I’m here for the opening this week of my play, Bakersfield Mist, at Wellfleet Harbor Actors Theatre. Arriving for the final week of rehearsals, tech week and opening on August 11th. This is the second production of the play to be produced, the first since our opening at the Fountain (which is still running). It will be the first time I get to see the play directed by someone else, performed by a different cast of actors. I expect to learn a lot. As playwright, I’m here to continue tweaking the script, lend support, offer guidance, and try to stay out of the way.

 

My apartment is up the stairs to the second-floor balcony.

For my one-week stay, WHAT has provided me with “artist housing”. My apartment sits nestled on the edge of beachfront, overlooking the harbor. It’s  funky and bohemian and absolutely divine. From the second-floor balcony I stand and peer out over the harbor and bay. Mac’s Seafood Market is an arm’s reach next door. The crisp aroma of steamed oysters, clams and lobster mixes with the salt air and drifts up to my balcony. Delicious.

“Downtown” Wellfleet is a postcard of charming, picturesque shops, cafes and galleries. Tree-lined, quaint. Townfolk and tourists stroll leisurely in t-shirts, shorts and sandals. The pace is slow. Languid. Why hurry to go anywhere else?

This morning I meet Jeff Zinn for breakfast at a homey little cafe off the main road. Jeff is the Artistic Director of WHAT and directing their production of my play. He’s smart, warm, easy to chat with.  We talk shop: discuss new plays, new writers, share ideas, complain, bitch and gossip.

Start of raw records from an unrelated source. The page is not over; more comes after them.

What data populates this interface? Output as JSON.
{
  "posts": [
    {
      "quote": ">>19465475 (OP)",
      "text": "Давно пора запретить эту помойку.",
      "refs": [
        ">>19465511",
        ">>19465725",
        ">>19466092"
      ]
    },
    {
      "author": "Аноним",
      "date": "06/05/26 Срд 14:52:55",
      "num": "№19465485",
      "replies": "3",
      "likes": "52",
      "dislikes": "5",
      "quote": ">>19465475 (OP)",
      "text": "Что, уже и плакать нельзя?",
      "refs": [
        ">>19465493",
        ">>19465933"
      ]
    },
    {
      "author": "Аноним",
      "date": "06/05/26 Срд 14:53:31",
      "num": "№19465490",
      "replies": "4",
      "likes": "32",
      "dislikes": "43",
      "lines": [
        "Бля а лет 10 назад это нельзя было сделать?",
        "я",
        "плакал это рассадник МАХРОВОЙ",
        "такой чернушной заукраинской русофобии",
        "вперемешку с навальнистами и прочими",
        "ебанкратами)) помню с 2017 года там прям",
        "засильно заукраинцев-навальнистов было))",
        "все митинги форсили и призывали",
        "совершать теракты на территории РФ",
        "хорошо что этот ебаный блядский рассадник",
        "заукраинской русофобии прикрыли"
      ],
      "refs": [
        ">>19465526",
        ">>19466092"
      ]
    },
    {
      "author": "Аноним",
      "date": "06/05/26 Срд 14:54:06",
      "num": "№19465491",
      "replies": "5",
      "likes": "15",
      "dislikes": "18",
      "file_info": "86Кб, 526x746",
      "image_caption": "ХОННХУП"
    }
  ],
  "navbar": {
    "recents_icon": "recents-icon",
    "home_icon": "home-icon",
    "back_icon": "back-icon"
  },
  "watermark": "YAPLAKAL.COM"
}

I do a quick phone interview with the Boston Globe, then Jeff and I jump into his car for a short drive over to the theatre.

The Julie Harris Stage

Jeff gives me a tour of his gorgeous new venue: the handsome Julie Harris Stage. Named for the Tony-winning actress, of course, who did Beauty Queen of Leenane at Wellfleet in 2000. The new $6.8 million year-round theater seats 200 people and complements the 90-seat Harbor Stage where the company has been performing since 1985. “The Julie” is exquisite, glittering fresh like a new Cadillac. The stage is huge, tall and wide. The building also holds a labyrinth of office space, a costume shop, dressing rooms, green room, rehearsal room and a two-level lobby. Although I wouldn’t trade the quality of our work at the Fountain with anyone, I can’t help but gape at the glory of a fully-rigged two-story new theatre building with 200 seats and drool with envy. I mutter Yoda’s mantra (“Size matters not”) and keep moving.

The Bakersfield set is being assembled on stage. Carpenters, technicians and designers scurry about  clutching power tools and design plans. Because the Harris stage is so much bigger (and taller) than the Fountain, Maude’s trailer sits entirely on stage like a mobile home parked on blocks in a trailer park.

Jeff ushers me into the rehearsal room for a quick introduction to the Bakersfield actors, Ken Cheeseman and Paula Langton. We’re delighted to meet each other and equally excited about doing the play at Wellfleet. I’m then quickly guided out of the room so the actors can run lines with the stage manager.

Back at my apartment at sunset, I stand on my rickety wood balcony and peer out at the ocean, the orange sun painting the harbor water a shimmering coral rose, marveling at how lucky I am to be visiting such a beautiful place.  And how blessed I am to be doing what I love.

Tomorrow (Tuesday) will be a long, full 10-hour tech day.